8. Prevents Frost Bites

During winter, ice may pile up around the plant’s base, killing them. That’s especially true for younger plants whose stems are still tender. You don’t want to keep pouring warm water on the plants to melt the ice as others do. If you don’t get the temperature right, you can shock and kill the plant there and then.

You can use a thick layer of buckwheat hulls on the soil to protect the roots from ice damage. They help moderate the soil temperature to warmer levels. On top of that, you can prop up branches around the plant stem to prevent the accumulation of ice and snow around the plant.

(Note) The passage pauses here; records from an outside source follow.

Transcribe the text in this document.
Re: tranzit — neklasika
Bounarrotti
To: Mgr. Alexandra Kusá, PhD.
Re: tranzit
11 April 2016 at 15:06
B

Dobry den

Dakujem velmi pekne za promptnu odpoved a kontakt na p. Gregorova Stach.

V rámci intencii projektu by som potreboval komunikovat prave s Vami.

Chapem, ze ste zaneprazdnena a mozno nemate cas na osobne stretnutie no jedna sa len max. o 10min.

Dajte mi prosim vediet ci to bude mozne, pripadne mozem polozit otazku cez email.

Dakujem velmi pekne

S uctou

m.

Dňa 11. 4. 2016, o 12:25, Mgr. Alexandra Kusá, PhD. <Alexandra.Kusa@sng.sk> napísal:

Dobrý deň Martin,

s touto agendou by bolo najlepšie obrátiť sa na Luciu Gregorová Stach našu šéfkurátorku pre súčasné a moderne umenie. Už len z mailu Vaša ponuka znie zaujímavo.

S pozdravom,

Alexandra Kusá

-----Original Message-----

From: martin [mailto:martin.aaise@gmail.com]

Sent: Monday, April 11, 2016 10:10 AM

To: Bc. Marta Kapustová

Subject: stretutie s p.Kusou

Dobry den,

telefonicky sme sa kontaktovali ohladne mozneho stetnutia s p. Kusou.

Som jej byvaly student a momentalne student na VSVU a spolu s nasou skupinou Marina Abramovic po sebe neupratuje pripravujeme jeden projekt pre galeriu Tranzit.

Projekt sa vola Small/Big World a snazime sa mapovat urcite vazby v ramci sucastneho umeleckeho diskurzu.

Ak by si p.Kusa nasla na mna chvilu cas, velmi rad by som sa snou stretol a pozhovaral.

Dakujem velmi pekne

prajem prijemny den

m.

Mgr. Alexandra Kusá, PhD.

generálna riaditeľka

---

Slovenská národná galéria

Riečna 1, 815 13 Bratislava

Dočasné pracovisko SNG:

9. Increases Soil Fertility

With time, the buckwheat hulls you leave on the soil decompose into organic matter. The nutrients present in the hulls become part of the soil, and the plants benefit from these nutrients.

In addition to that, organic mulch improves the structure of the soil. A soil that once had poor water retention capabilities sees significant improvement with the continuous application of mulch.

10. Prevents Plant Diseases

When soil splashes onto the leaves of plants, they risk developing life-threatening diseases. It’s no wonder farming experts refer to this as the kiss of death. For plants like tomatoes, you have diseases like blight and leaf spots, which are the causative agents present in the soil. When the soil splashes onto the leaves, the diseases instantaneously transfer to the leaves.

Also, leaves covered with soil can’t breathe as adequately as they should. Likewise, sunlight doesn’t fall on the food-making cells. The result is reduced photosynthesis, which means slowed growth for the plant. You can avoid these problems by having an inch-thick cover of buckwheat hulls on the soil.

In Conclusion

Using buckwheat hulls as a natural mulch has several advantages. Most of these stem from the physical characteristics of the hulls, but their chemical composition is also helpful. Therefore, don’t hesitate to order loads of buckwheat hulls for your garden.

The good thing is that they’re lightweight, so you won’t run into any problems transporting them. Continue using them season after season, and you’ll see for yourself their positive impact on your garden.